Gambar 2.6 Korosi Erosi (Erosion Corrosion)
15
f. Korosi Sumuran (Pitting Corrosion)[3]
Korosi sumuran adalah suatu bentuk korosi setempat yang sangat ekstrim yang
menghasilkan lubang kecil pada logam. Korosi sumuran ini sangatlah berbahaya,
sedikit material logam yang hilang dengan pengaruh yang hampir tak terlihat dari
permukaan namun merusak bagian dalam material tersebut. Permukaan korosi
sumuran ini umumnya ditutupi oleh produk korosi sehingga hampir tidak nampak.

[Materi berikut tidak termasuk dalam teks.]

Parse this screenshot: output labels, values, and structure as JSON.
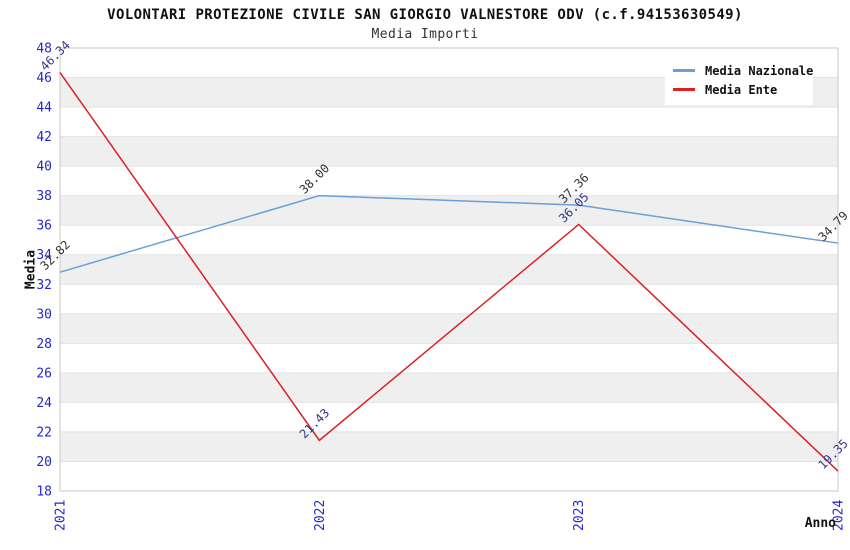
{
  "header": {
    "title": "VOLONTARI PROTEZIONE CIVILE SAN GIORGIO VALNESTORE ODV (c.f.94153630549)",
    "subtitle": "Media Importi"
  },
  "legend": {
    "items": [
      {
        "label": "Media Nazionale",
        "color": "#6a9fd8"
      },
      {
        "label": "Media Ente",
        "color": "#dd2020"
      }
    ]
  },
  "axes": {
    "ylabel": "Media",
    "xlabel": "Anno"
  },
  "colors": {
    "tick_label": "#2626cc",
    "band_fill": "#efefef",
    "band_edge": "#e2e2e2",
    "plot_border": "#c8c8c8",
    "title_text": "#111111"
  },
  "chart_data": {
    "type": "line",
    "title": "VOLONTARI PROTEZIONE CIVILE SAN GIORGIO VALNESTORE ODV (c.f.94153630549)",
    "subtitle": "Media Importi",
    "x": [
      "2021",
      "2022",
      "2023",
      "2024"
    ],
    "series": [
      {
        "name": "Media Nazionale",
        "color": "#6a9fd8",
        "label_color": "#333333",
        "values": [
          32.82,
          38.0,
          37.36,
          34.79
        ]
      },
      {
        "name": "Media Ente",
        "color": "#dd2020",
        "label_color": "#333388",
        "values": [
          46.34,
          21.43,
          36.05,
          19.35
        ]
      }
    ],
    "xlabel": "Anno",
    "ylabel": "Media",
    "ylim": [
      18,
      48
    ],
    "ytick_step": 2,
    "grid": "banded-horizontal",
    "legend_position": "top-right",
    "point_labels": "values shown rotated 45deg at each point"
  }
}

Korosi sumuran dapat diinisiasi oleh cacat kecil pada permukaan, yang mungkin
diakibatkan oleh goresan atau perubahan komposisi lokal, atau kerusakan akibat
coating. Permukaan material yang dipoles lebih tahan terhadap korosi sumuran.
Paduan yang rentan terhadap korosi sumuran ini adalah paduan-paduan yang
memiliki ketahanan korosi dengan membentuk selaput pasif protektif, seperti
stainless steel, paduan nikel, dan paduan alumunium.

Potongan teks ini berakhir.